Use Azure Data Share to share data with Azure Data Explorer
There are many traditional ways to share data, such as through file shares, FTP, e-mail, and APIs. These methods require both parties to build and maintain a data pipeline that moves data between teams and organizations. With Azure Data Explorer, you can easily and securely share your data with people in your company or external partners. Sharing occurs in near-real-time, with no need to build or maintain a data pipeline. All database changes, including schema and data, on the provider side are instantly available on the consumer side.
Azure Data Explorer decouples the storage and compute which allows customers to run multiple compute (read-only) instances on the same underlying storage. You can attach a database as a follower database, which is a read-only database on a remote cluster.
Configure data sharing
You can configure data sharing using one the following methods:
- Use Azure Data Share to send and manage invitations and shares across the company or with external partners and customers. Azure Data Share uses a follower database to create a symbolic link between the provider and consumer's Azure Data Explorer cluster. This option provides you with a single pane to view and manage all your data shares across Azure Data Explorer clusters and other data services. Azure Data Share also enables you to share data across organizations in different Azure Active Directly tenants.
- Directly configure the follower database only for the scenarios where you need additional compute to scale out for reporting needs and you're admin on both the clusters.

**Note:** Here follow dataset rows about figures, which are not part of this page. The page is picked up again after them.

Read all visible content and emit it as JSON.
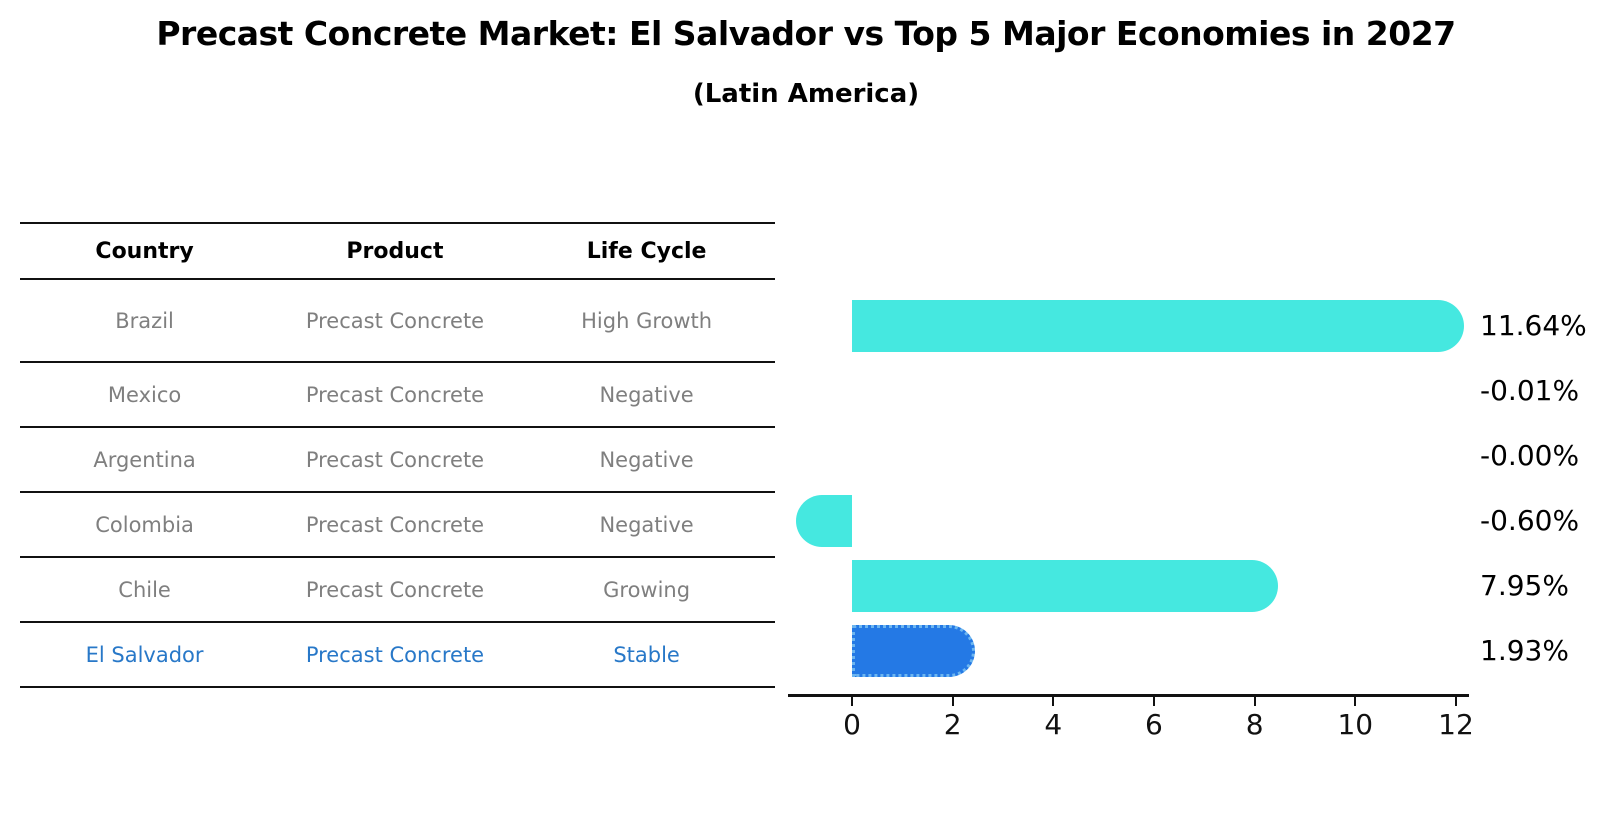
{
  "title": "Precast Concrete Market: El Salvador vs Top 5 Major Economies in 2027",
  "subtitle": "(Latin America)",
  "table": {
    "headers": [
      "Country",
      "Product",
      "Life Cycle"
    ],
    "rows": [
      {
        "country": "Brazil",
        "product": "Precast Concrete",
        "life_cycle": "High Growth",
        "highlighted": false
      },
      {
        "country": "Mexico",
        "product": "Precast Concrete",
        "life_cycle": "Negative",
        "highlighted": false
      },
      {
        "country": "Argentina",
        "product": "Precast Concrete",
        "life_cycle": "Negative",
        "highlighted": false
      },
      {
        "country": "Colombia",
        "product": "Precast Concrete",
        "life_cycle": "Negative",
        "highlighted": false
      },
      {
        "country": "Chile",
        "product": "Precast Concrete",
        "life_cycle": "Growing",
        "highlighted": false
      },
      {
        "country": "El Salvador",
        "product": "Precast Concrete",
        "life_cycle": "Stable",
        "highlighted": true
      }
    ]
  },
  "chart_data": {
    "type": "bar",
    "orientation": "horizontal",
    "categories": [
      "Brazil",
      "Mexico",
      "Argentina",
      "Colombia",
      "Chile",
      "El Salvador"
    ],
    "values": [
      11.64,
      -0.01,
      -0.0,
      -0.6,
      7.95,
      1.93
    ],
    "value_labels": [
      "11.64%",
      "-0.01%",
      "-0.00%",
      "-0.60%",
      "7.95%",
      "1.93%"
    ],
    "xticks": [
      0,
      2,
      4,
      6,
      8,
      10,
      12
    ],
    "xlim": [
      -1.3,
      12.3
    ],
    "highlight_index": 5,
    "grid": false,
    "legend": false,
    "title": "Precast Concrete Market: El Salvador vs Top 5 Major Economies in 2027",
    "xlabel": "",
    "ylabel": ""
  },
  "colors": {
    "bar_default": "#45E8E0",
    "bar_highlight": "#2479E5",
    "highlight_text": "#2878C8",
    "table_text": "#7F7F7F",
    "axis": "#111111"
  }
}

When the sharing relationship is established, Azure Data Share creates a symbolic link between the provider and consumer's Azure Data Explorer cluster. If the data provider revokes access, the symbolic link is deleted, and the shared database(s) are no longer available to the data consumer.
The data provider can share the data at the database level or at the cluster level. The cluster sharing the database is the leader cluster and the cluster receiving the share is the follower cluster. A follower cluster can follow one or more leader cluster databases. The follower cluster periodically synchronizes to check for changes. The lag time between the leader and follower varies from a few seconds to a few minutes, depending on the overall size of the metadata and the data. Data is cached on the consumer cluster and is only available for read or query operations, with an exception to override the hot caching policy and the database permissions. The queries running on the follower cluster use local cache and don't use the resources of the leader cluster.
- If you don't have an Azure subscription, create a free account before you begin.
- Create provider cluster and DB for the leader and follower.
- Ingest data to leader database using one of various methods discussed in ingestion overview.
Data provider - share data
Follow the instructions in the video to create a data share account, add a dataset, and send an invitation.
Data consumer - receive data
Follow the instructions in the video to accept the invitation, create a data share account, and map to the consumer cluster.
The data consumer can now go to their Azure Data Explorer cluster to grant user permissions to the shared databases and access the data. Data ingested using batch mode into the source Azure Data Explorer cluster will show up on the target cluster within a few seconds to a few minutes.